Molecular Dynamic Simulation on the Synergistic Corrosion Inhibition Effect and Mechanism of Quinoline Quaternary Ammonium Salt and L-Methionine

The synergistic effect and synergistic mechanism of quinoline quaternary ammonium salt (QQAS) and L-methionine (L-Met) as Q235 carbon steel corrosion inhibitors in 1.0 M HCl solution were studied by weight-loss and electrochemistry and theoretical methods at 60°C. Both the weight-loss and the electrochemistry experiment results show that there is obvious synergistic effect with a synergistic index of 8.81 between QQAS and L-Met. The results of the electrochemical experiments show that the inhibition efficiency of the mixture corrosion inhibitor reaches 98.46% when the concentration of the mixture inhibitor is 50 mg/L with the molar ratio of QQAS and L-Met of 3 to 1. The quantum chemical parameters calculated at B3LYP/6-311++G** level indicate that QQAS can be preferentially adsorbed for its stronger offer electron ability. The results of molecular dynamics studies show that QQAS is preferentially adsorbed onto the surface of carbon steel forming the framework of the corrosion inhibitor film. And L-Met molecules fills the gap to make the film more condensed.
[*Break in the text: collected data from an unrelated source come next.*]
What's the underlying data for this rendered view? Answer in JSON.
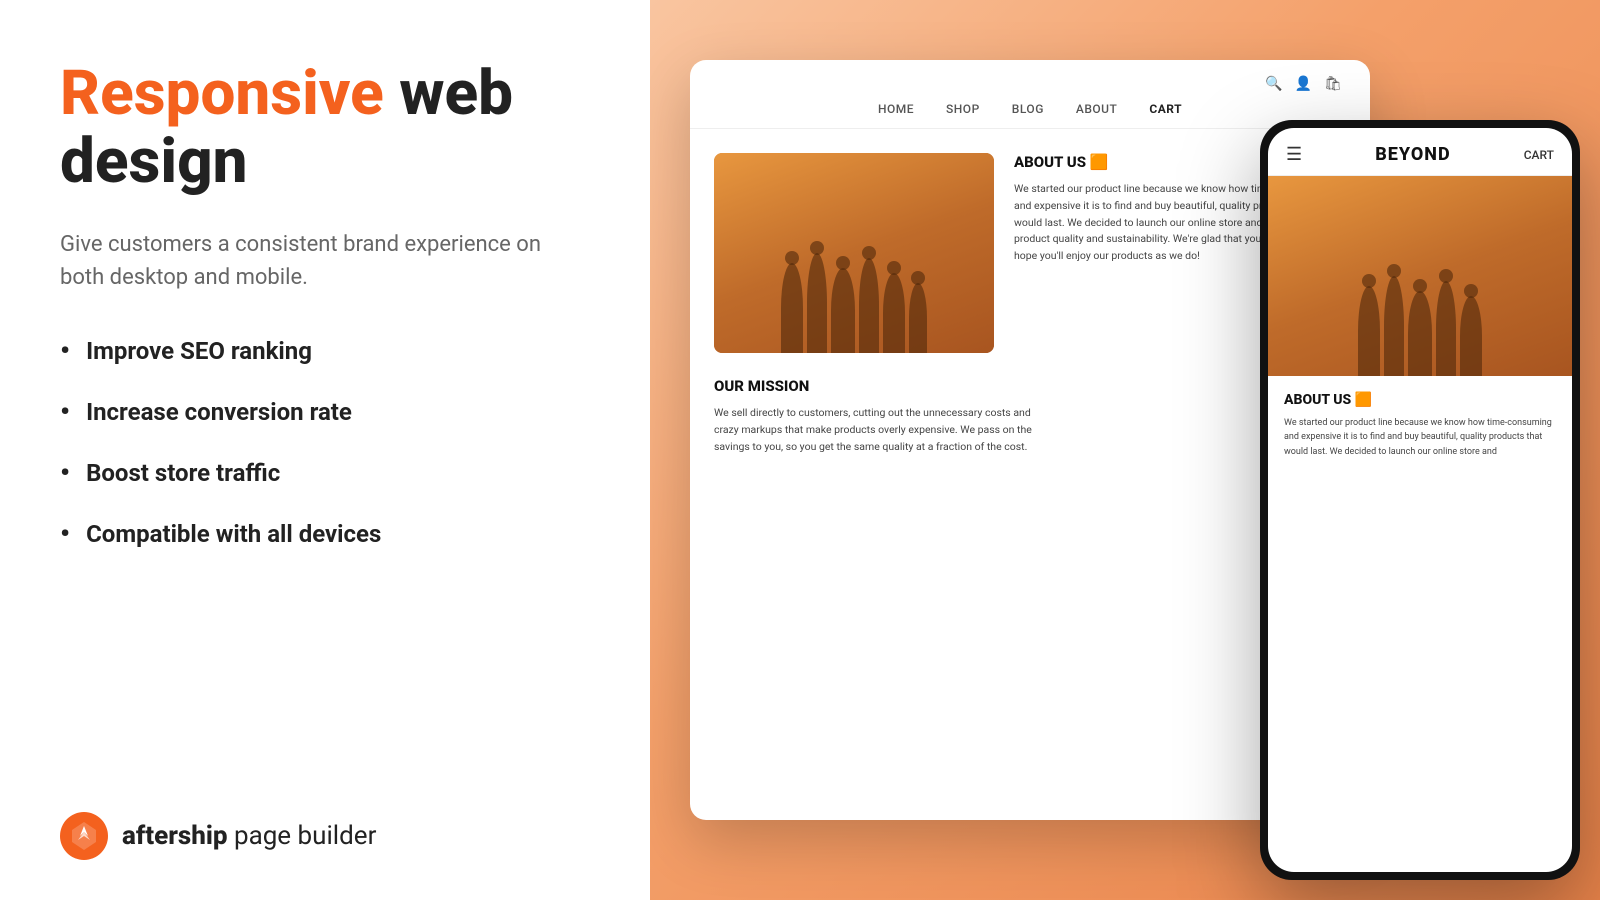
{
  "left": {
    "headline_highlight": "Responsive",
    "headline_rest": " web design",
    "description": "Give customers a consistent brand experience on both desktop and mobile.",
    "features": [
      "Improve SEO ranking",
      "Increase conversion rate",
      "Boost store traffic",
      "Compatible with all devices"
    ],
    "brand": {
      "name_bold": "aftership",
      "name_rest": " page builder"
    }
  },
  "desktop_mockup": {
    "nav_links": [
      "HOME",
      "SHOP",
      "BLOG",
      "ABOUT",
      "CART"
    ],
    "about_title": "ABOUT US 🟧",
    "about_body": "We started our product line because we know how time-consuming and expensive it is to find and buy beautiful, quality products that would last. We decided to launch our online store and focus mainly on product quality and sustainability. We're glad that you found us, and hope you'll enjoy our products as we do!",
    "mission_title": "OUR MISSION",
    "mission_body": "We sell directly to customers, cutting out the unnecessary costs and crazy markups that make products overly expensive. We pass on the savings to you, so you get the same quality at a fraction of the cost."
  },
  "mobile_mockup": {
    "brand": "BEYOND",
    "cart_label": "CART",
    "about_title": "ABOUT US 🟧",
    "about_body": "We started our product line because we know how time-consuming and expensive it is to find and buy beautiful, quality products that would last. We decided to launch our online store and"
  }
}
The adsorption energy and the density distribution of the inhibitor and water molecules indicate that the corrosion inhibition performance is the best when the molar ratio of QQAS and L-Met is 3:1. And the synergistic inhibition mechanism is the monolayer adsorption mechanism. These results can provide useful guidance for further study on the synergistic corrosion inhibition effects of QQAS and other compounds.